'The High Sun': Review
Dir/scr. Dalibor Matanic. Croatia/Slovenia/Serbia. 2015. 123mins
Love fights a constant battle against centuries of deep-rooted ethnic hatred in The High Sun (Zvizdan), an expertly crafted drama that has its own struggle with diminishing audience engagement across three stories set over three decades in two neighbouring Balkan villages, one Croatian and one Serbian.
There is a glimmer of hope at the end of this long, languid production but the fact that the first story is easily the most arresting and tightly constructed leaves the remainder of the film struggling in its wake. The subject matter and slow-burning approach will inevitably see The High Sun labelled as a hard sell, suggesting a brighter future in festival appearances than extensive theatrical interest.
Setting each of the stories on glorious summer days provides a ready visual contrast to the dark undercurrents of intolerance.
Impossible love is the binding theme across three stories which take place every decade from 1991 to 2011. All star the same two actors as romantic leads and also feature recurring visual motifs, from a distant, watchful dog, to underwater swims.
In 1991, Jelena (Tihana Lazovic) and Ivan (Goran Markovic) spend a sunny, carefree afternoon at the edge of a lake before preparing to leave their respective villages the next day. A new life in the city beckons but gun wielding hoodlums are erecting roadblocks around the area and looking for any excuse to fire the first shot.

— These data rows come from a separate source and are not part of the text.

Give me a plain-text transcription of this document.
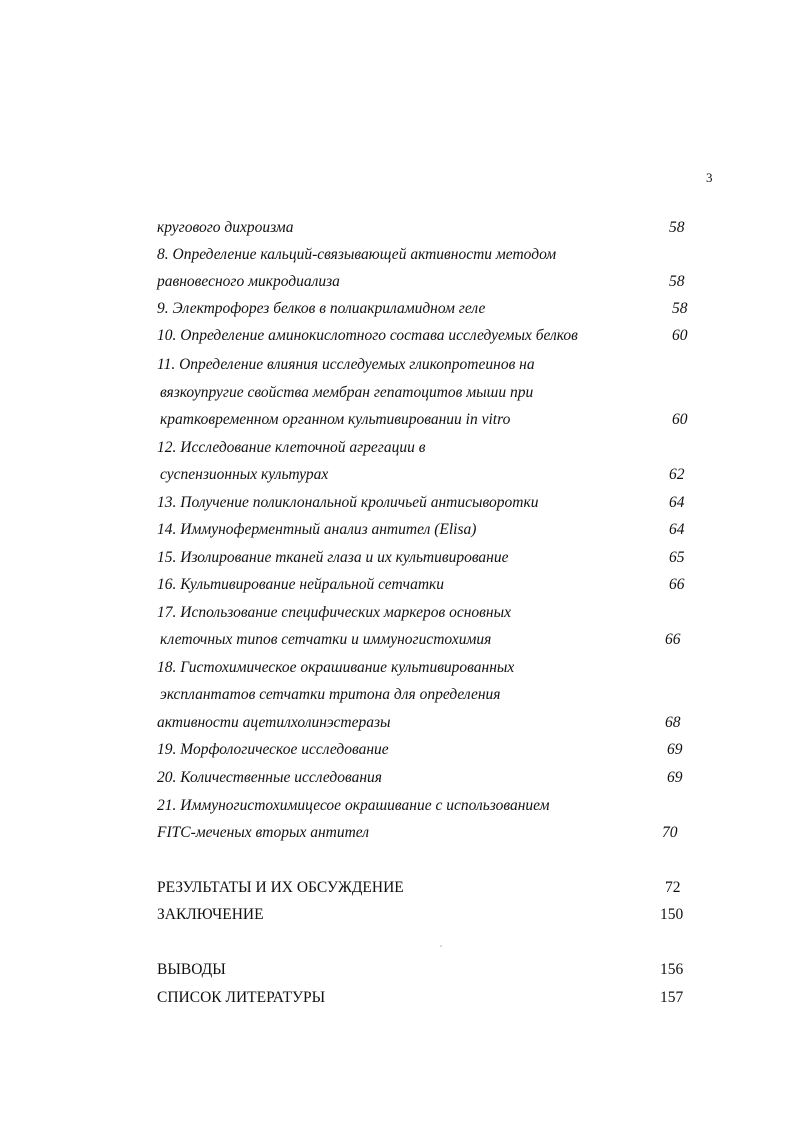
3
кругового дихроизма	58
8. Определение кальций-связывающей активности методом
равновесного микродиализа	58
9. Электрофорез белков в полиакриламидном геле	58
10. Определение аминокислотного состава исследуемых белков	60
11. Определение влияния исследуемых гликопротеинов на
вязкоупругие свойства мембран гепатоцитов мыши при
кратковременном органном культивировании in vitro	60
12. Исследование клеточной агрегации в
суспензионных культурах	62
13. Получение поликлональной кроличьей антисыворотки	64
14. Иммуноферментный анализ антител (Elisa)	64
15. Изолирование тканей глаза и их культивирование	65
16. Культивирование нейральной сетчатки	66
17. Использование специфических маркеров основных
клеточных типов сетчатки и иммуногистохимия	66
18. Гистохимическое окрашивание культивированных
эксплантатов сетчатки тритона для определения
активности ацетилхолинэстеразы	68
19. Морфологическое исследование	69
20. Количественные исследования	69
21. Иммуногистохимицесое окрашивание с использованием
FITC-меченых вторых антител	70
РЕЗУЛЬТАТЫ И ИХ ОБСУЖДЕНИЕ	72
ЗАКЛЮЧЕНИЕ	150
ВЫВОДЫ	156
СПИСОК ЛИТЕРАТУРЫ	157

In 2001, Natasha (Lazovic) and her mother (Nives Ivanovic) return to a village home that is little more than a ruin. Croatian handyman Ante (Markovic) is hired to start the renovations but Natasha can barely stand to be in his presence. Each of them has a reason to resent the other in a land where memories are long and wounded pride is never allowed to heal.
Finally, in 2011, Luka (Markovic) returns to the village for a summer rave, visiting his parents and the woman he once abandoned although Marija (Lazovic) shows little happiness at his return.
Setting each of the stories on glorious summer days provides a ready visual contrast to the dark undercurrents of intolerance. The widescreen cinematography from Marko Brdar captures a feel for a beautiful landscape scarred only by the prejudices and follies of its human occupants.
The second and third stories are more ponderously paced and predictable than their predecessor with Matanic and Brdar indulging in lengthy rave scenes in the 2011 sequence and lingering over the growing tension between Natasha and Ante in 2001. Some further editing could tighten both narratives.
Goran Markovic is particularly effective as the desperate, lovelorn Ivan in 1991 but Tihana Lazovic makes a strong impression with each of her three characters; recklessly committed to love as Jelena, steely and unforgiving as Natasha and weary and wary as Marija. The film’s entire emotional arc is neatly encapsulated in her three distinctive performances.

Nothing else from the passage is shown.